DES TÉMOIGNAGES ACCABLENT SABRINA HOUT
Suite à cette décision, l’association Mousse, qui entend défendre les affaires de discriminations fondées sur l’orientation sexuelle, a déposé une plainte le 12 décembre contre la conseillère municipale Sabrina Hout pour «discrimination à raison de l’orientation sexuelle». «Refuser de marier un couple selon ses convictions religieuses est un délit! rappelle l’avocat de l’association Étienne Deshoulières.
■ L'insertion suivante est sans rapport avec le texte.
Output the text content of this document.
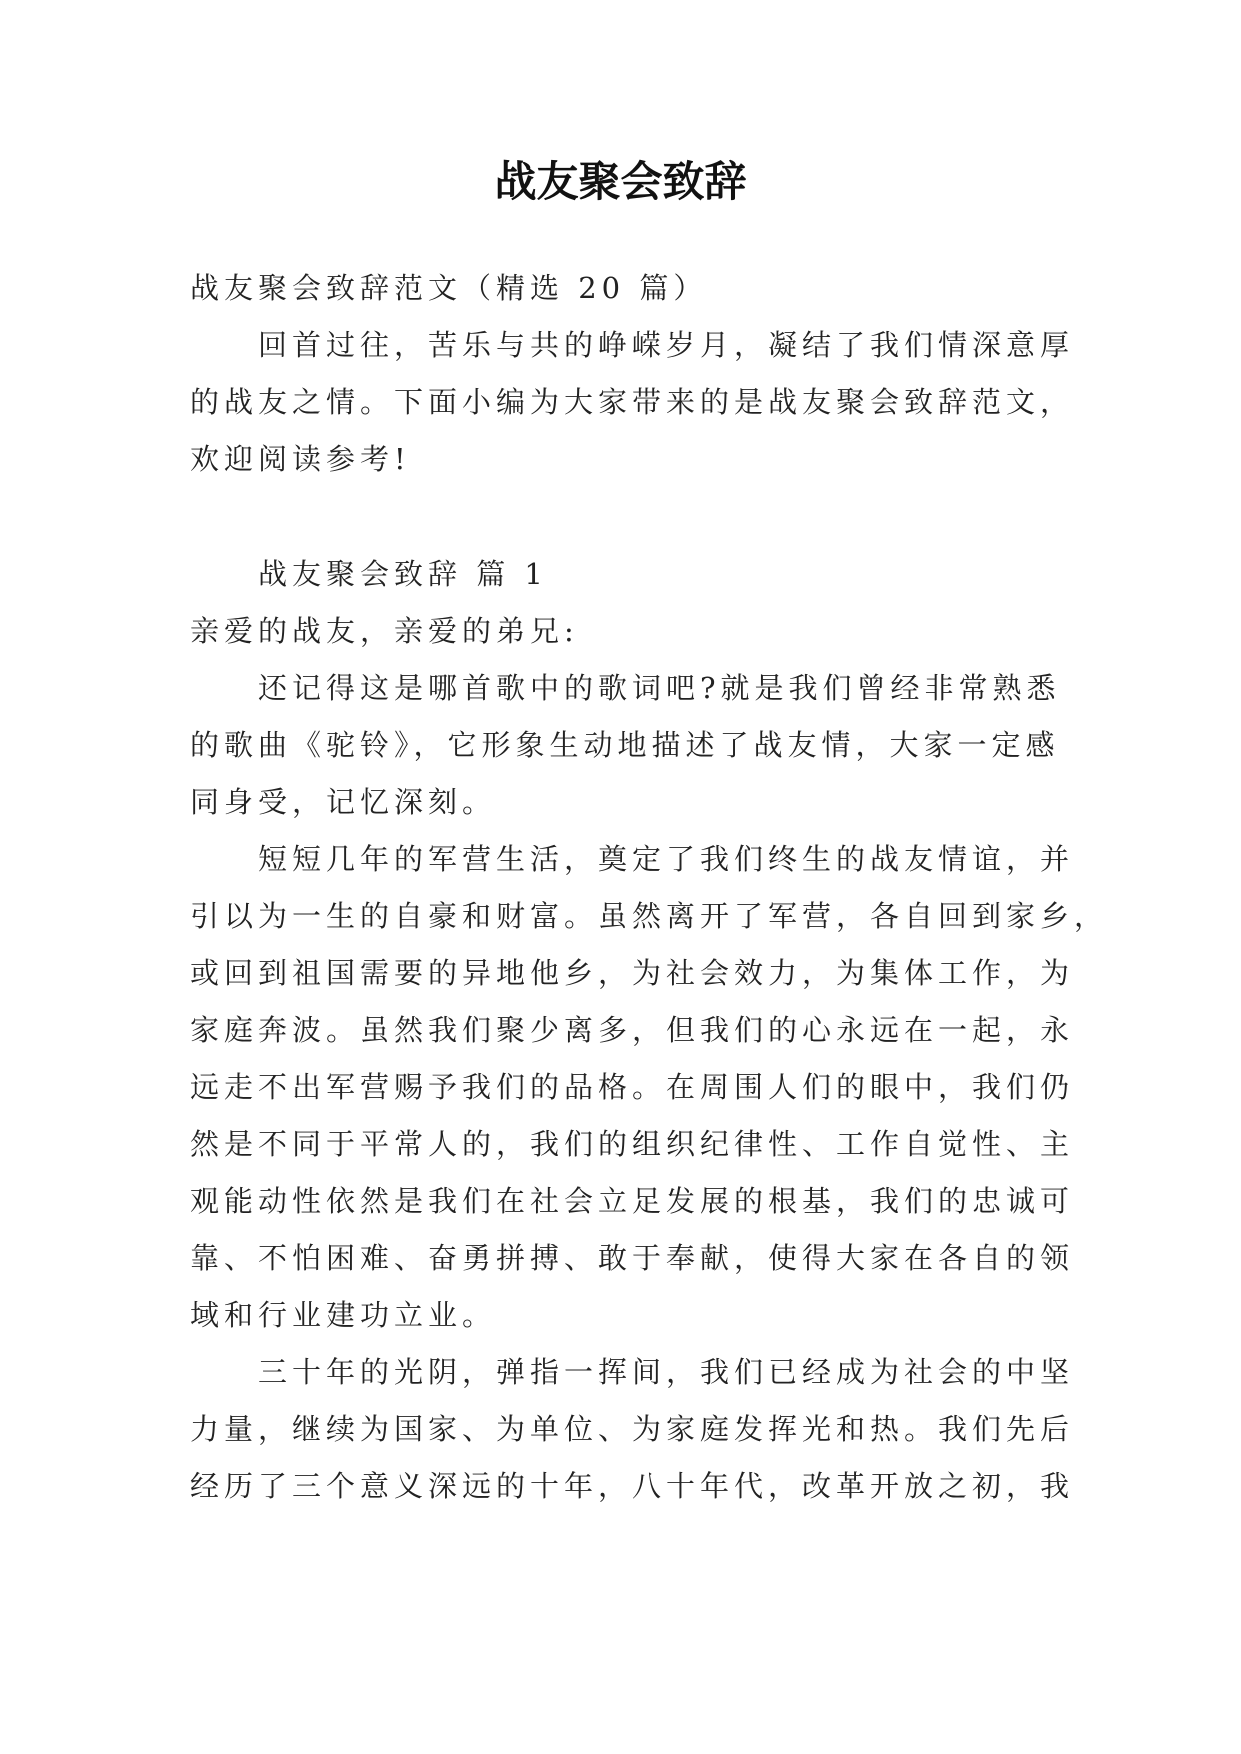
战友聚会致辞
战友聚会致辞范文（精选 20 篇）
回首过往，苦乐与共的峥嵘岁月，凝结了我们情深意厚
的战友之情。下面小编为大家带来的是战友聚会致辞范文，
欢迎阅读参考!
战友聚会致辞 篇 1
亲爱的战友，亲爱的弟兄:
还记得这是哪首歌中的歌词吧?就是我们曾经非常熟悉
的歌曲《驼铃》，它形象生动地描述了战友情，大家一定感
同身受，记忆深刻。
短短几年的军营生活，奠定了我们终生的战友情谊，并
引以为一生的自豪和财富。虽然离开了军营，各自回到家乡，
或回到祖国需要的异地他乡，为社会效力，为集体工作，为
家庭奔波。虽然我们聚少离多，但我们的心永远在一起，永
远走不出军营赐予我们的品格。在周围人们的眼中，我们仍
然是不同于平常人的，我们的组织纪律性、工作自觉性、主
观能动性依然是我们在社会立足发展的根基，我们的忠诚可
靠、不怕困难、奋勇拼搏、敢于奉献，使得大家在各自的领
域和行业建功立业。
三十年的光阴，弹指一挥间，我们已经成为社会的中坚
力量，继续为国家、为单位、为家庭发挥光和热。我们先后
经历了三个意义深远的十年，八十年代，改革开放之初，我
Il s’agit d’une discrimination commise par un officier d’état civil à raison de l’orientation sexuelle, réprimée par l’article 432-7 du Code pénal.» Selon la plainte, plusieurs témoins ont affirmé pendant l’enquête que ce sont effectivement les convictions religieuses de l’élue qui auraient motivé sa décision de ne pas célébrer ce mariage: «Sabrina Hout a été contrainte par ses frères de ne pas célébrer ce mariage contraire à leur religion», avait expliqué la maire PS Samia Ghali.

UNE AUTRE AFFAIRE SIMILAIRE
L’association Mousse s’appuie sur l’arrêt du 1er septembre 2011, où la cour d’appel de Papeete a jugé le refus du maire Thomas Moutame de marier un homme et une femme trans’ en 2009: «Attendu que M. Moutame ne peut, pour échapper à ses responsabilités, opposer des convictions religieuses qui le conduisent à ne pas appliquer la loi que ses fonctions de maire lui imposent de respecter; Attendu qu’il ne peut davantage se parer des avis des autorités religieuses qui, pour respectables qu’ils soient, sont étrangers à l’application du droit positif, qui fixe les règles sociales applicables à l’ensemble de la nation; Attendu que la discrimination est ainsi établie.» Ce maire de Taputapuatea, en Polynésie Française, avait finalement été condamné à payer une amende, sans toutefois subir une peine d’inéligibilité.

Interviewées par Yagg en octobre, Claude et Hélène n’avaient pas caché leur colère et leur sentiment d’injustice, jugeant inacceptable que cette affaire puisse se solder par un rappel à la loi pour l’élue qui a refusé de les marier parce qu’elles sont un couple de femmes. Elles ont depuis lancé une pétition.